Server - Cache

Lavender Data caches yielded samples/batches to avoid redundant processing.

Cache Key

The cache key is a combination of the hashed iteration parameters and the indices of the samples/batches.

def hash(o: object) -> str:
    return hashlib.sha256(json.dumps(o).encode("utf-8")).hexdigest()

iteration_hash = hash({
    "dataset_id": iteration.dataset.id,
    "batch_size": iteration.batch_size,
    "shardsets": [s.id for s in iteration.shardsets],
    "collater": iteration.collater,
    "filters": iteration.filters,
    "preprocessors": iteration.preprocessors,
})

cache_key = hash({
    "iteration_hash": iteration_hash,
    "indices": indices,
})

Please refer to the source code for more details.

TTL

Cache entries are deleted after a certain time to live (TTL). You can set the TTL with the LAVENDER_DATA_BATCH_CACHE_TTL environment variable, in seconds.

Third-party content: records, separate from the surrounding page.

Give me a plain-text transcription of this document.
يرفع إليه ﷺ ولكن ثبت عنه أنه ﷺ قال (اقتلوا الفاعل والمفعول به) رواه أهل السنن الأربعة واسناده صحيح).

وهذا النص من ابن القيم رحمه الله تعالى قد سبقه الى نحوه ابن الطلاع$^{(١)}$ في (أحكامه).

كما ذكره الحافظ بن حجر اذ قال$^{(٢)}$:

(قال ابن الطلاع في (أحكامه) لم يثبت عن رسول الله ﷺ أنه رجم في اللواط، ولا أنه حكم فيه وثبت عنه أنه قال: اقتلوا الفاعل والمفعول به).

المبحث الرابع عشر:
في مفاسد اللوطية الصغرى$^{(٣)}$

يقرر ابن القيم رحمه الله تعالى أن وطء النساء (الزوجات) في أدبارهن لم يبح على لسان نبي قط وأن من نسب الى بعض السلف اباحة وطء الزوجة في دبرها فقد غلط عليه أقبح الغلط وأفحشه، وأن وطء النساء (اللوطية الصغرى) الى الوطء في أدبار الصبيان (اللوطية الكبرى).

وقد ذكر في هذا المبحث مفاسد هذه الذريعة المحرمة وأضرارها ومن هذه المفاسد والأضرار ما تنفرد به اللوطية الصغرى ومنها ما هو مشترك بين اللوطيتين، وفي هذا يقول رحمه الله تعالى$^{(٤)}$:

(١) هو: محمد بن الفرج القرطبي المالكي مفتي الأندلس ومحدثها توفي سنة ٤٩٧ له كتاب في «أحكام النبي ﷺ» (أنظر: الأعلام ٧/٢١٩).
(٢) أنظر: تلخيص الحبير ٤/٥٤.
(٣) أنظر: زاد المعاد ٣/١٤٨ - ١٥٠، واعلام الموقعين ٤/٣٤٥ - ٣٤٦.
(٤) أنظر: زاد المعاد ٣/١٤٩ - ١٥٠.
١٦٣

export LAVENDER_DATA_BATCH_CACHE_TTL=300 # 300 seconds

Default value is 5 minutes (300 seconds).

Ignoring Cache

You can ignore caches and reprocess the data by setting the no_cache parameter to True on creating the iteration instance.

iteration = Iteration.from_dataset(
    dataset_id=dataset.id,
    shardsets=[shardset.id],
    no_cache=True,
)

Cache location

Cache is stored in the memory of the server by default.

To support prefetching from the client side, caching can not be disabled. If you want to scale out the server to multiple machines or processes, you can use Redis as a cache backend.

Install the redis extra and set LAVENDER_DATA_REDIS_URL environment variable to the desired Redis URL.

pip install lavender-data[redis]

export LAVENDER_DATA_REDIS_URL=redis://localhost:6379/0

If the server does not have enough memory, consider using Redis or setting a smaller TTL.